My dad has been a bush-pilot for the last 30 years and I have been privileged enough to fly around to roughly a dozen villages. I also had an amazing experience of visiting the village of Nikolski on Umnak island for a month. I got to observe one of my best friend’s dad, Tyler Schlung, teach on a daily basis. These village trips opened my eyes up to the difficulties of teaching successfully in a village. However, by watching Mr. Schlung teach, I realized how powerful an excellent teacher can be out in the bush. This is how I would then answer the prompt.
The bush villages have their own culture different from any town or city on the road system. In order for a teacher to be effective they have to learn about the culture in which they teach. They have to know how to interact with the people of the village, and know how to respect cultural boundaries and rules through those interactions. From reading this article and through personal experience, one of the biggest objects of any teacher is to establish respect in the student-teacher relationship especially in a village setting. I think this is even more critical in bush Alaska because many new teachers in the bush are focused on getting their respect but do not focus on the respect they need to give their students.
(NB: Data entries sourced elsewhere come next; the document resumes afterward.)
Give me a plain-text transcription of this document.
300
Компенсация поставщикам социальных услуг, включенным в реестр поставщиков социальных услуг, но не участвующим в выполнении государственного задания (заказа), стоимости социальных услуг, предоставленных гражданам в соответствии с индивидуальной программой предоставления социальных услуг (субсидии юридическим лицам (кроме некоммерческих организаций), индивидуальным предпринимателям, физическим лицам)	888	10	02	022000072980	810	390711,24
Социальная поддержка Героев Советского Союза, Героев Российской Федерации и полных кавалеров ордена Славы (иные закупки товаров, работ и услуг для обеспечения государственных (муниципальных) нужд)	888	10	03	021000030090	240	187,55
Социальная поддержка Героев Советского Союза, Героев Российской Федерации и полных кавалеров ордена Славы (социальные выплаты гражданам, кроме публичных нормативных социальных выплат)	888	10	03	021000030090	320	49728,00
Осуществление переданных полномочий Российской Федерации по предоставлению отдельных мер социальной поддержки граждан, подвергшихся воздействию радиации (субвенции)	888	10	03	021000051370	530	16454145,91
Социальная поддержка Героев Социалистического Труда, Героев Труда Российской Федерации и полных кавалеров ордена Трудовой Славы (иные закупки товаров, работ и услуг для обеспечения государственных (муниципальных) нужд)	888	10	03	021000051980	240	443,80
In this way the students realize that their teacher really does care about who they are as a person and who they are as a culture.
The article highlights good points about how different ways of presenting emotion or physical touch affect white students and native students differently. It is imperative for teachers to realize this before they do their first day of teaching. It seems that if a teacher is going to teach in the bush, they should speak to the parents of the students or the village elders if possible in order to understand the different nuances of the the village culture. It shows the people of that village that you really care about their children by trying to learn from and respect their culture. I believe that sometimes teachers do not take the time to form relationships of mutual respect with their students and the rest of the village.
Another way in which a teacher can build and form his student-teacher relationship is by having set goals for learning. I agree with the article when its states that “real thinking is needed as to goals desired in educating these other-cultural students’ (Kleinfeld, 317). Especially if a white teacher is going to the village to teach, careful planning on how to develop teaching goals is imperative. I think a teacher in his own culture can readily identify good teaching objectives. However, teaching cross-culturally takes much more time and energy. Knowing what is best for the students in a village might not always be that obvious to a university trained white teacher.